Zinc as a trace mineral is second only to iron in abundance in humans. Its role in human metabolism is not yet totally known. Even the mechanism of zinc absorption is poorly understood. Zinc deficiency to the T-cell lymphocyte system and thymus may occur from a number of sources including inadequate dietary intake, faulty absorption across the intestinal mucosal membrane, inadequate or faulty albumen binding, inadequate cellular uptake, competition from other metals such as calcium, dietary chelation by phylates, from whole wheat and other dietary fiber, excessive soy bean intake, diarrhea, inadequate pancreatic function, faulty transferrin synthesis, and loss through catabolism from stress and infection.

Low consumption of animal protein, geophagia, parasitic infestation, hemolysis, blood loss, high intake of dietary fiber, alcoholism, liver disease, malabsorption, renal diseases, burns, pregnancy, oral contraceptives, penicillamine therapy, poor appetite, chronic debilitation, Crohn's disease, cystic fibrosis, sickle cell anemia, malignancy, sweating, excessive consumption of food products process with EDTA or other metal chelators (used to prevent spoilage), poisoning by heavy metals such as lead and cadmium, and starvation are often accompanied by zinc deficiency. In many other diseases zinc deficiency occurs for various reasons. Some are mentioned elsewhere in this report.

One writer found that it was difficult to find a stimulus to zinc absorption. Zinc is primarily absorbed and excreted through the intestines. Increased urinary zinc excretion occurs as a consequence of a number of conditions including leukemia and other malignancies, starvation and surgery. It has been suggested that urinary zinc may provide an index by which to measure muscle catabolism.

Surgery has been shown to occasionally cause a permanent disturbance to zinc metabolism, unless 1 to 5 mg zinc/pound body weight is administered during and after (several days to several months) healing process.

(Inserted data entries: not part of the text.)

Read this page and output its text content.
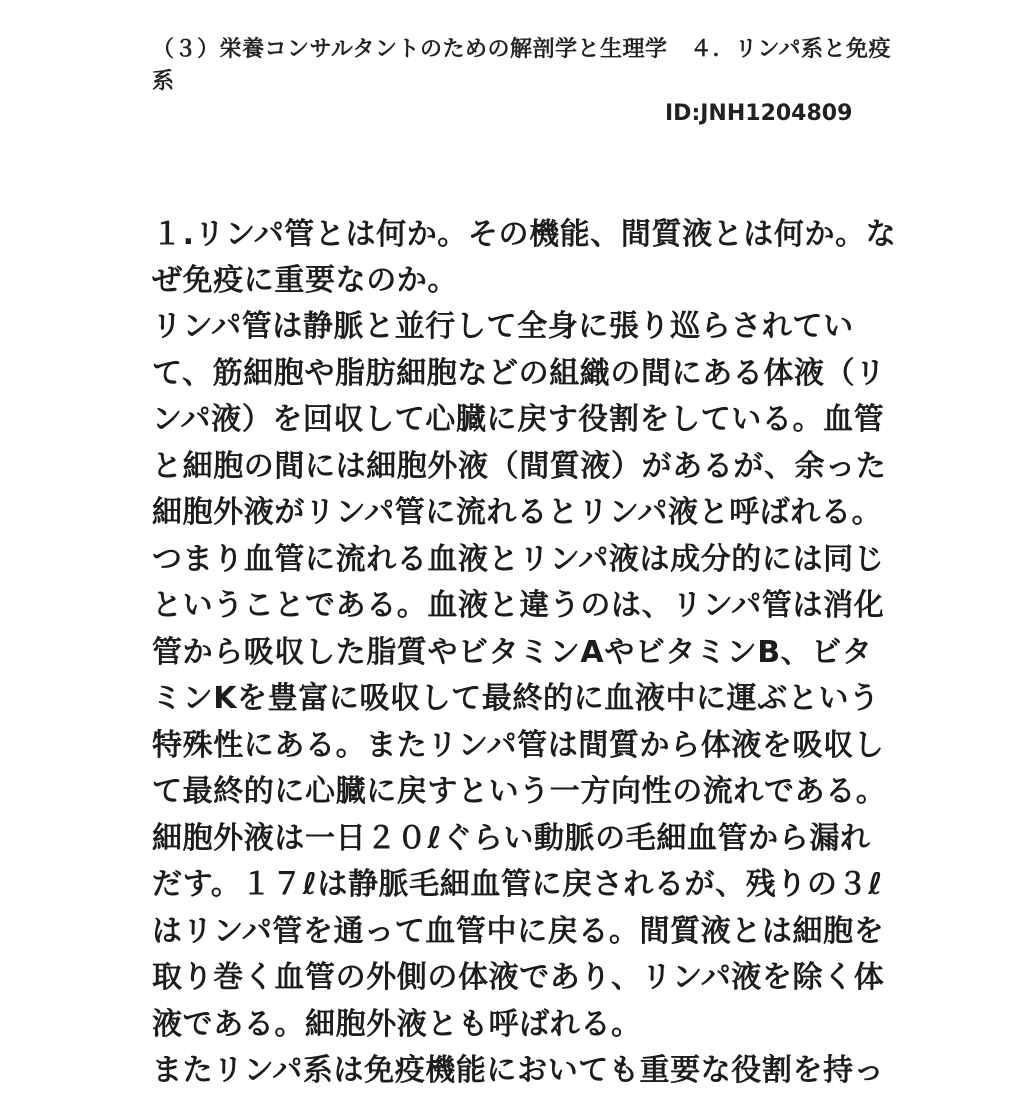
（３）栄養コンサルタントのための解剖学と生理学　４．リンパ系と免疫系
ID:JNH1204809

１.リンパ管とは何か。その機能、間質液とは何か。なぜ免疫に重要なのか。

リンパ管は静脈と並行して全身に張り巡らされていて、筋細胞や脂肪細胞などの組織の間にある体液（リンパ液）を回収して心臓に戻す役割をしている。血管と細胞の間には細胞外液（間質液）があるが、余った細胞外液がリンパ管に流れるとリンパ液と呼ばれる。つまり血管に流れる血液とリンパ液は成分的には同じということである。血液と違うのは、リンパ管は消化管から吸収した脂質やビタミンAやビタミンB、ビタミンKを豊富に吸収して最終的に血液中に運ぶという特殊性にある。またリンパ管は間質から体液を吸収して最終的に心臓に戻すという一方向性の流れである。細胞外液は一日２０ℓぐらい動脈の毛細血管から漏れだす。１７ℓは静脈毛細血管に戻されるが、残りの３ℓはリンパ管を通って血管中に戻る。間質液とは細胞を取り巻く血管の外側の体液であり、リンパ液を除く体液である。細胞外液とも呼ばれる。

またリンパ系は免疫機能においても重要な役割を持っ
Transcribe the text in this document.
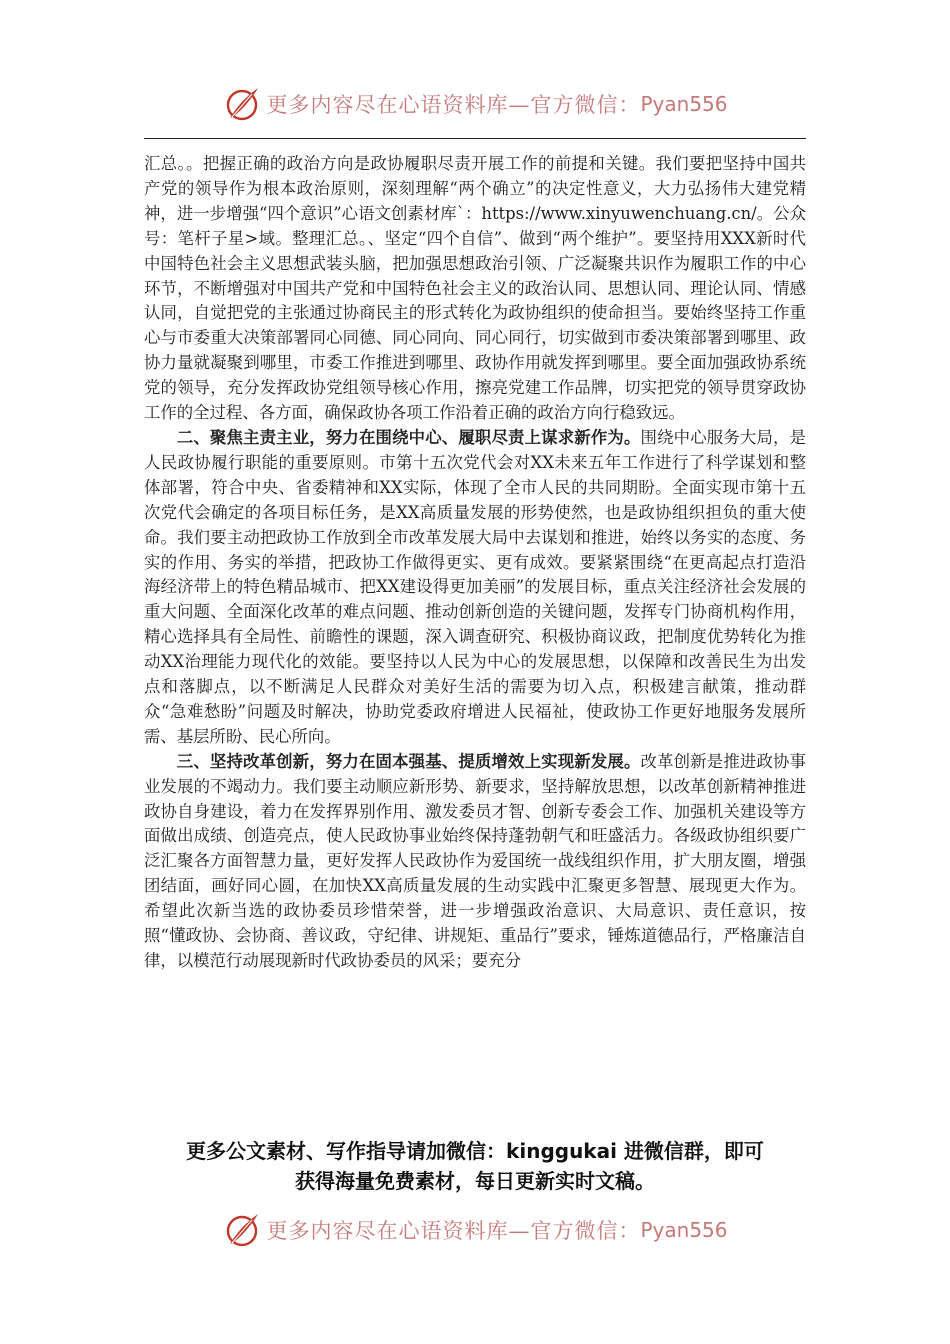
更多内容尽在心语资料库—官方微信： Pyan556

汇总。。把握正确的政治方向是政协履职尽责开展工作的前提和关键。我们要把坚持中国共产党的领导作为根本政治原则，深刻理解“两个确立”的决定性意义，大力弘扬伟大建党精神，进一步增强“四个意识”心语文创素材库`：https://www.xinyuwenchuang.cn/。公众号：笔杆子星>域。整理汇总。、坚定“四个自信”、做到“两个维护”。要坚持用XXX新时代中国特色社会主义思想武装头脑，把加强思想政治引领、广泛凝聚共识作为履职工作的中心环节，不断增强对中国共产党和中国特色社会主义的政治认同、思想认同、理论认同、情感认同，自觉把党的主张通过协商民主的形式转化为政协组织的使命担当。要始终坚持工作重心与市委重大决策部署同心同德、同心同向、同心同行，切实做到市委决策部署到哪里、政协力量就凝聚到哪里，市委工作推进到哪里、政协作用就发挥到哪里。要全面加强政协系统党的领导，充分发挥政协党组领导核心作用，擦亮党建工作品牌，切实把党的领导贯穿政协工作的全过程、各方面，确保政协各项工作沿着正确的政治方向行稳致远。

二、聚焦主责主业，努力在围绕中心、履职尽责上谋求新作为。围绕中心服务大局，是人民政协履行职能的重要原则。市第十五次党代会对XX未来五年工作进行了科学谋划和整体部署，符合中央、省委精神和XX实际，体现了全市人民的共同期盼。全面实现市第十五次党代会确定的各项目标任务，是XX高质量发展的形势使然，也是政协组织担负的重大使命。我们要主动把政协工作放到全市改革发展大局中去谋划和推进，始终以务实的态度、务实的作用、务实的举措，把政协工作做得更实、更有成效。要紧紧围绕“在更高起点打造沿海经济带上的特色精品城市、把XX建设得更加美丽”的发展目标，重点关注经济社会发展的重大问题、全面深化改革的难点问题、推动创新创造的关键问题，发挥专门协商机构作用，精心选择具有全局性、前瞻性的课题，深入调查研究、积极协商议政，把制度优势转化为推动XX治理能力现代化的效能。要坚持以人民为中心的发展思想，以保障和改善民生为出发点和落脚点，以不断满足人民群众对美好生活的需要为切入点，积极建言献策，推动群众“急难愁盼”问题及时解决，协助党委政府增进人民福祉，使政协工作更好地服务发展所需、基层所盼、民心所向。

三、坚持改革创新，努力在固本强基、提质增效上实现新发展。改革创新是推进政协事业发展的不竭动力。我们要主动顺应新形势、新要求，坚持解放思想，以改革创新精神推进政协自身建设，着力在发挥界别作用、激发委员才智、创新专委会工作、加强机关建设等方面做出成绩、创造亮点，使人民政协事业始终保持蓬勃朝气和旺盛活力。各级政协组织要广泛汇聚各方面智慧力量，更好发挥人民政协作为爱国统一战线组织作用，扩大朋友圈，增强团结面，画好同心圆，在加快XX高质量发展的生动实践中汇聚更多智慧、展现更大作为。希望此次新当选的政协委员珍惜荣誉，进一步增强政治意识、大局意识、责任意识，按照“懂政协、会协商、善议政，守纪律、讲规矩、重品行”要求，锤炼道德品行，严格廉洁自律，以模范行动展现新时代政协委员的风采；要充分

更多公文素材、写作指导请加微信：kinggukai 进微信群，即可
获得海量免费素材，每日更新实时文稿。
更多内容尽在心语资料库—官方微信： Pyan556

In the case of growing children, competition for zinc is so intense and the opportunities for zinc deficiency so numerous that normal dietary zinc intake may be quite inadequate to supply all of the growing child's needs. The result being that faulty cell mediated immunity and excessive mast cell degranulation occur with an increase in viral illnesses, allergy, and malignancy, along with failure of other zinc dependent functions such as growth.

Still, no specific zinc linkage has been established that actually explains the occurrence of malignant transformations. However, it would be of interest to conduct studies using low level radiation on normal blast cells in vitro deprived of zinc transferrin compared with cells replete with zinc transferrin. Such studies have not been done although a similar study with no direct attention to zinc bioavailability using carefully nourished mouse fibroblasts found an extraordinarily higher cell transformation rate than had ever been previously expected from low level dental and medical diagnostic X-rays. One out of every 10,000 cells was malignantly transformed (Ref. 41). It is important to know if any washing was done with a metal chelator such as EDTA. If so, the zinc in the genetic material could have been so depleted so as to allow the cells to be defenseless against cellular transformation induced by low level radiation or other ionizing sources. This important experiment should be repeated paying careful attention to the role of zinc in the genetics of the cells.